– Согласитесь, что он человек недалекий, и даже его юмор…
– Может, у него не совсем обычный склад ума, но…
– То, что вы называете складом ума, скорее можно назвать спадом, – снисходительно бросила она.
Краткость, законченность ее формулировки привели меня в восторг. Бывают фразы, от которых на меня веет духом изысканной интеллектуальности, и это покоряет меня, даже если я не до конца их понимаю. Услышав фразу Анны, я пожалела, что у меня нет записной книжки и карандаша. Я сказала ей об этом. Отец рассмеялся.
– Во всяком случае, ты у меня необидчива.
Мне не на что было обижаться, потому что в Анне не чувствовалось никакой недоброжелательности. Она была слишком равнодушна, и в ее суждениях отсутствовали категоричность и резкость, свойственные злости. Но от этого они становились лишь еще более меткими.
В этот первый вечер Анна, казалось, не заметила вольной или невольной рассеянности Эльзы, которая вошла прямо в спальню отца. Анна привезла мне в подарок свитер из своей коллекции моделей, но сразу пресекла поток моих благодарностей. Изъявления благодарности ей досаждали, а так как мне никогда не хватало красноречия для выражения восторга, я и не стала себя утруждать.
– По-моему, эта Эльза очень мила, – сказала Анна, когда я собралась уходить.
Она не улыбаясь смотрела мне прямо в глаза – она искала в них подозрение, которое во что бы то ни стало стремилась развеять. Она хотела заставить меня забыть, что в первую минуту не смогла сдержаться.
– Да-да, она очаровательная, гм, девушка… очень славная.
Я запнулась. Она рассмеялась, а я ушла спать раздосадованная. Засыпая, я думала о том, что Сирил, наверное, танцует в Каннах с девицами.
Я чувствую, что опускаю, вынуждена опускать главное – присутствие моря, его неумолкающий ритмичный гул, солнце.

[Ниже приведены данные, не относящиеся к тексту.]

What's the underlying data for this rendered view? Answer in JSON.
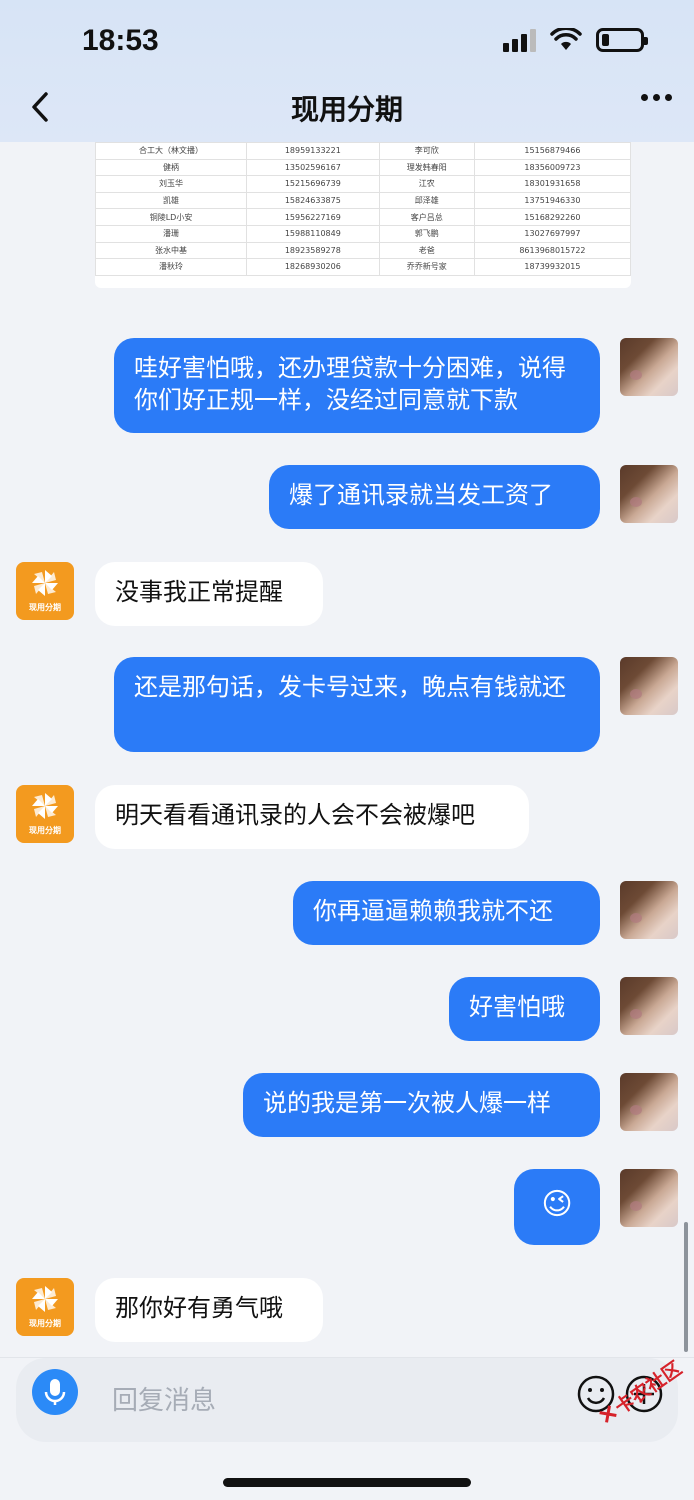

Точно так же я не могла бы описать четыре липы во дворе провинциального пансиона, их аромат и улыбку отца на вокзале два года назад, когда я вышла из пансиона, – улыбку смущенную, потому что у меня были косы и на мне было безобразное темное, почти черное платье. А потом в машине – внезапную вспышку торжествующей радости: он обнаружил, что у меня его глаза, его рот, и понял, что я могу стать для него самой любимой, самой восхитительной игрушкой. Я ничего не знала – он открыл мне Париж, роскошь, легкую жизнь. Наверное, большинством моих тогдашних удовольствий я обязана деньгам – наслаждением быстро мчаться в машине, надеть новое платье, покупать пластинки, книги, цветы. Я и по сей день не стыжусь этих легкомысленных удовольствий, да и называю их легкомысленными потому лишь, что их так называли при мне другие. Уж если я и стала бы о чем-то жалеть, от чего-то отрекаться – так скорее от своих огорчений, от приступов мистицизма. Жажда удовольствий, счастья составляет единственную постоянную черту моего характера. Может, я слишком мало читала? В пансионе читают только нравоучительные книги. А в Париже мне читать было некогда: после занятий друзья затаскивали меня в кино – я не знала имен актеров, это их удивляло, – или на залитые солнцем террасы кафе. Я упивалась радостью смешаться с толпой, потягивать вино, быть с кем-то, кто заглядывает тебе в глаза, берет тебя за руку, а потом уводит прочь от этой самой толпы. Мы бродили по улицам, доходили до моего дома. Там он увлекал меня в подъезд и целовал: мне открылась прелесть поцелуев. Не важно, как звались эти воспоминания: Жан, Юбер или Жак – эти имена одинаковы для всех молоденьких девушек. Вечером я взрослела, выезжала с отцом в общество, где мне было нечего делать, где собиралась довольно разношерстная компания и я развлекалась и развлекала других своей юностью. На обратном пути отец высаживал меня у дома, а потом чаще всего провожал свою даму. Я не слышала, как он возвращался.